Tarihin sayfalarında söz yazıya dökülmeden önce de bu topraklarda yaşıyorduk. Yalnız değildik: bir yanımızda Tatarlar, diğer yanımızda Oğuzlar vardı. Sonra diğer Türk boyları birer birer sıralanıyorlardı. Kimimiz bir dağ yamacında, kimimiz de bir ovada ayrı ayrı ama hep beraber yaşıyorduk.

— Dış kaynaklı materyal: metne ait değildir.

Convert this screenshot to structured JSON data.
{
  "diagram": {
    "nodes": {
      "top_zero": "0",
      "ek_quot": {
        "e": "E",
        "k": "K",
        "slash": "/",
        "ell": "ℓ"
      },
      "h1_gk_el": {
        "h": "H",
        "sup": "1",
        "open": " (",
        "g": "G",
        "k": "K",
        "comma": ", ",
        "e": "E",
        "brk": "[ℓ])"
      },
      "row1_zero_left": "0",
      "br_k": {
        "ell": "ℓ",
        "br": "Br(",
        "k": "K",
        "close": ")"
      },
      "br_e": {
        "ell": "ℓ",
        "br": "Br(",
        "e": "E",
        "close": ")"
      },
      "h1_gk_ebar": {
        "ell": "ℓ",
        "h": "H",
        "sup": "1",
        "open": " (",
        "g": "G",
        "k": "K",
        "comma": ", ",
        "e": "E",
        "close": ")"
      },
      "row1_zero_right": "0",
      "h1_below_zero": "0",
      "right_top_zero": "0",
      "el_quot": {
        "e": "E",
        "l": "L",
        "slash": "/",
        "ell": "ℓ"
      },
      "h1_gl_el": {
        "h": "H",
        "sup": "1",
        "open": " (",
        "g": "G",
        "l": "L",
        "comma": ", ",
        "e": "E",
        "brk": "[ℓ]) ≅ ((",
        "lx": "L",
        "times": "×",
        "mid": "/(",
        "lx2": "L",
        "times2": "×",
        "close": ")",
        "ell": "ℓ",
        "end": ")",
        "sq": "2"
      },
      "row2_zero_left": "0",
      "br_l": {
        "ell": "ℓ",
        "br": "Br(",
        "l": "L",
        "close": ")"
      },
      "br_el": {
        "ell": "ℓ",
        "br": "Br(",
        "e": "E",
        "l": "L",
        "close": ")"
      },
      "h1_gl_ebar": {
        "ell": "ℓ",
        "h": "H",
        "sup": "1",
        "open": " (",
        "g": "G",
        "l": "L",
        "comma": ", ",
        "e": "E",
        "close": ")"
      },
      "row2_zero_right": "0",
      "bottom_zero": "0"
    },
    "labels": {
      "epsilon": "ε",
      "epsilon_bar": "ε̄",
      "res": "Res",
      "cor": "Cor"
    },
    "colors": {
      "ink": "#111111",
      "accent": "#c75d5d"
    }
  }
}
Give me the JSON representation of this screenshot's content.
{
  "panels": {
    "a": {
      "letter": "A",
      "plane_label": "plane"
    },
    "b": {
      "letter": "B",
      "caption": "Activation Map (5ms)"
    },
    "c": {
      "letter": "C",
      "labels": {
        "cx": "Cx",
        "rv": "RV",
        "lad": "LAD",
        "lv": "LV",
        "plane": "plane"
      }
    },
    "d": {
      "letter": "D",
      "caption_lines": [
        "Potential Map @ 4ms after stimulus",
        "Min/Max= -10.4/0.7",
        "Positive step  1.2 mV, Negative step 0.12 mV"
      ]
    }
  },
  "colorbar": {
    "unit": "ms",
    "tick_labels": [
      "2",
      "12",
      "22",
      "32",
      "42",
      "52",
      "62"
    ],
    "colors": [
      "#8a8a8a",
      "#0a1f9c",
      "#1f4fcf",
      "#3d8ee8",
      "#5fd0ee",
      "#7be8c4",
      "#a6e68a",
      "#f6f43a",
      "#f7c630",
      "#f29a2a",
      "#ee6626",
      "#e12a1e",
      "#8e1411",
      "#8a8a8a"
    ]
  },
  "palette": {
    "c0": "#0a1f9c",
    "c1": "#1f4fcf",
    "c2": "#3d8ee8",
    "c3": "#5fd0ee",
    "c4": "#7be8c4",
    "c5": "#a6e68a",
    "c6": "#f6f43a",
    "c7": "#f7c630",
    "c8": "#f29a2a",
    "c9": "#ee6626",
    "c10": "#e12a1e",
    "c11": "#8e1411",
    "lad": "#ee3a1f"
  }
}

Ne zaman buraya gelmişlerdi atalarımız, bilmiyorduk, bu dorukları gökyüzüne uzanan dağları niye yurt edinmişler, unutulmuş diyarları niye sevmişler bilmiyorduk ama bildiğimiz birşey vardı: buralar bizim toprağımızdı, bu rüzgar sesleri tanıdıktı, turnaların kanadıyla gökyüzüne selam gönderen bizlerdik. Dolgun başakları biçenlerdik. Toprağa serpilen tohumları değil, kurumuş dudakları sular gibiydik. Bir şarkı söyler gibi burada yaşıyor ve burada ölüyorduk, bütün hayatımız burada, yavaş ama derinden akan bir nehir gibi sürüp gidiyordu.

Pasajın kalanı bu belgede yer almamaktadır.